As very little research has been conducted on the topic of Islamic marriages and divorces in Denmark, SFI took a broad, qualitative interview approach. Enrolling interviewers with a variety of ethnic minority backgrounds and linguistic capabilities, over a three-month period the SFI team managed to gather a total of 248 interviews from three groups: ethnic minority individuals with relevant experience, professionals such as social workers and police, and finally imams, who may be central when it comes to marriages and divorces for Muslim immigrants in Denmark.
The resulting report Parallel conceptions of law in Denmark shows that Muslim marriages – termed “nikah” – are often attributed central importance as a prerequisite for entering into intimate relationships. These nikahs may occur both with and without also entering into a formal marriage, which is legally valid according to Danish law. One combination of the two rituals is that young couples start their life together with a nikah only, and get their Danish marriage papers years later, after the first child has been born. This pattern partially resembles the majority of Danish couples, who mostly marry after, and not before, the birth of their first child.

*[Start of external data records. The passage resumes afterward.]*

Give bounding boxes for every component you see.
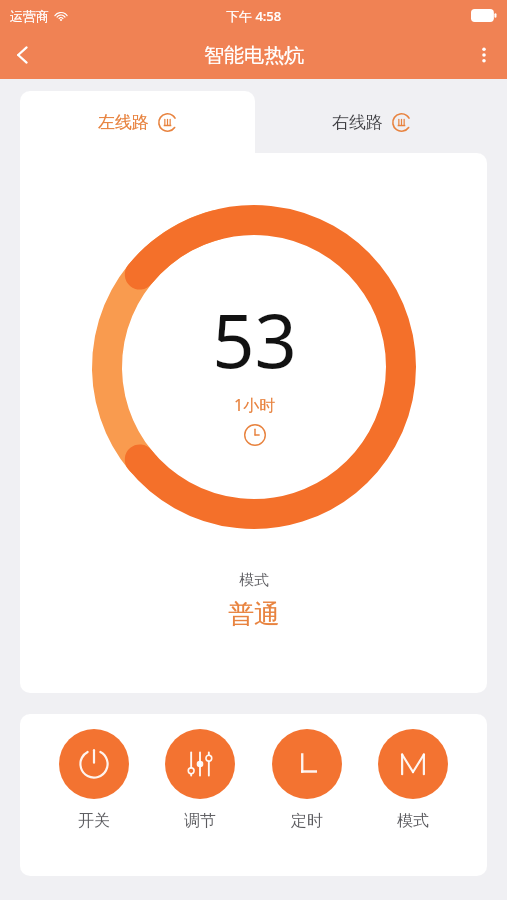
staticText: 左线路	[98, 112, 149, 133]
staticText: 53	[212, 289, 297, 390]
button[interactable]: Back	[0, 32, 46, 78]
staticText: 右线路	[332, 112, 383, 133]
button[interactable]: 调节	[159, 729, 241, 831]
staticText: 定时	[291, 811, 323, 831]
button[interactable]: 左线路	[20, 91, 255, 153]
button[interactable]: 开关	[53, 729, 135, 831]
button[interactable]: 右线路	[255, 91, 487, 153]
staticText: 开关	[78, 811, 110, 831]
staticText: 运营商	[10, 8, 49, 24]
button[interactable]: 模式	[372, 729, 454, 831]
staticText: 模式	[397, 811, 429, 831]
button[interactable]: More options	[461, 32, 507, 78]
staticText: 智能电热炕	[204, 43, 304, 68]
staticText: 1小时	[234, 394, 276, 416]
staticText: 下午 4:58	[226, 7, 282, 25]
staticText: 模式	[239, 571, 269, 590]
staticText: 普通	[228, 598, 280, 631]
staticText: 调节	[184, 811, 216, 831]
button[interactable]: 定时	[266, 729, 348, 831]
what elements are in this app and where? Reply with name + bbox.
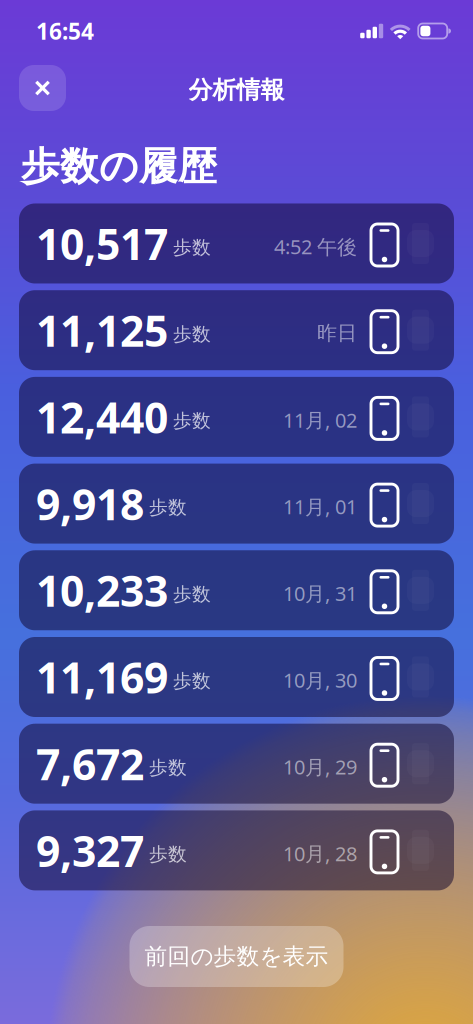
button[interactable]: 7,672 bbox=[19, 724, 454, 804]
staticText: 歩数 bbox=[173, 670, 211, 692]
staticText: 前回の歩数を表示 bbox=[144, 943, 328, 970]
staticText: 16:54 bbox=[36, 16, 94, 46]
staticText: 9,918 bbox=[36, 475, 144, 532]
staticText: 11月, 02 bbox=[283, 407, 357, 433]
button[interactable]: 12,440 bbox=[19, 377, 454, 457]
staticText: 11,169 bbox=[36, 649, 168, 705]
button[interactable]: 閉じる bbox=[19, 65, 66, 111]
staticText: 歩数 bbox=[149, 756, 187, 779]
staticText: 12,440 bbox=[36, 389, 168, 445]
staticText: 歩数 bbox=[173, 409, 211, 432]
staticText: 11月, 01 bbox=[283, 493, 357, 520]
staticText: 歩数の履歴 bbox=[21, 143, 217, 190]
staticText: 10月, 29 bbox=[283, 753, 357, 780]
staticText: 11,125 bbox=[36, 302, 168, 359]
staticText: 歩数 bbox=[173, 236, 211, 259]
staticText: 10月, 28 bbox=[283, 840, 357, 867]
button[interactable]: 9,327 bbox=[19, 810, 454, 890]
staticText: 10,233 bbox=[36, 562, 168, 619]
staticText: 分析情報 bbox=[188, 75, 284, 105]
button[interactable]: 9,918 bbox=[19, 464, 454, 544]
staticText: 10,517 bbox=[36, 215, 168, 272]
staticText: 歩数 bbox=[149, 843, 187, 866]
staticText: 歩数 bbox=[149, 496, 187, 519]
staticText: 昨日 bbox=[317, 321, 357, 346]
staticText: 9,327 bbox=[36, 822, 144, 879]
button[interactable]: 10,233 bbox=[19, 550, 454, 630]
button[interactable]: 10,517 bbox=[19, 204, 454, 284]
button[interactable]: 11,125 bbox=[19, 290, 454, 370]
button[interactable]: 11,169 bbox=[19, 637, 454, 717]
staticText: 歩数 bbox=[173, 583, 211, 606]
staticText: 歩数 bbox=[173, 323, 211, 346]
staticText: 7,672 bbox=[36, 735, 144, 792]
staticText: 4:52 午後 bbox=[274, 233, 357, 260]
button[interactable]: 前回の歩数を表示 bbox=[130, 926, 344, 987]
staticText: 10月, 30 bbox=[283, 667, 357, 693]
staticText: 10月, 31 bbox=[283, 580, 357, 607]
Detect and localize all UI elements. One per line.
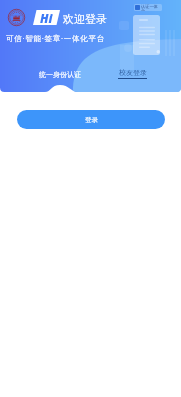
staticText: 登录 [85, 116, 98, 124]
staticText: 欢迎登录 [63, 12, 107, 26]
other: 学校校徽 [8, 9, 25, 26]
staticText: 校友登录 [119, 68, 147, 77]
staticText: 认证一体化 [141, 4, 161, 11]
staticText: 可信·智能·签章·一体化平台 [6, 33, 106, 43]
staticText: Hi [40, 10, 53, 25]
staticText: 统一身份认证 [39, 70, 81, 79]
button[interactable]: 统一身份认证 [30, 68, 89, 80]
button[interactable]: 校友登录 [110, 68, 155, 82]
button[interactable]: 登录 [17, 110, 165, 129]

If women, who are married “twice” (in both a nikah and a legally valid marriage), later wish to divorce, problems may occur. Under Danish law, access to divorce is equal for men and women, but according to Islam, a man may divorce his wife unilaterally, while the reverse is not the case. This may give rise to “limping marriages”, where women are divorced according to Danish state legislation, but are still considered married in the eyes of their Muslim families and networks. The data indicates that the frequency of “limping marriages” varies considerably between different ethnic groups. For example, while immigrants from Turkey may hold strong attitudes against divorce, they rarely end up in “limping marriages”. This occurs as people in Turkey generally also “marry twice”, but here a subsequent secular divorce is seen as also fully terminating the religious element in the marriage. Turks in Denmark seem to share the same understanding, which is also supported by the Turkish state, who relocate imams to Denmark.
In other ethnic minority groups, a contested issue may be whether the tradition of a husband uttering of the word “talaq” three times is always necessary to end a nikah. While some hold this to always be the case, others hold the view that if a man signs the official Danish divorce papers, he has shown his intention of wanting the divorce, and thus the nikah also ends. Such different interpretations can lead to struggles over what rules should be followed. With no ultimate authority to settle disputes, different family views, and different personal power relations, can give some women, but not others, the possibility of fully ending unwanted marriages without needing to enlist the aid of an imam.
A large part of the report deals with the experiences of women who had to terminate their nikahs separately, against the wishes of their husbands. Here, the support of an imam often becomes a prerequisite for becoming “fully divorced”. Some women have difficulties gaining this support, as imams may tell them to return to the husband they, themselves, want to leave. In contrast, more resourceful women may be able to “shop around” until they find an imam who supports them. Overall, the report shows that Islamic principles on marriage and divorce do hold central importance for some Muslim ethnic minorities in Denmark, but that these principles are interpreted in very different ways.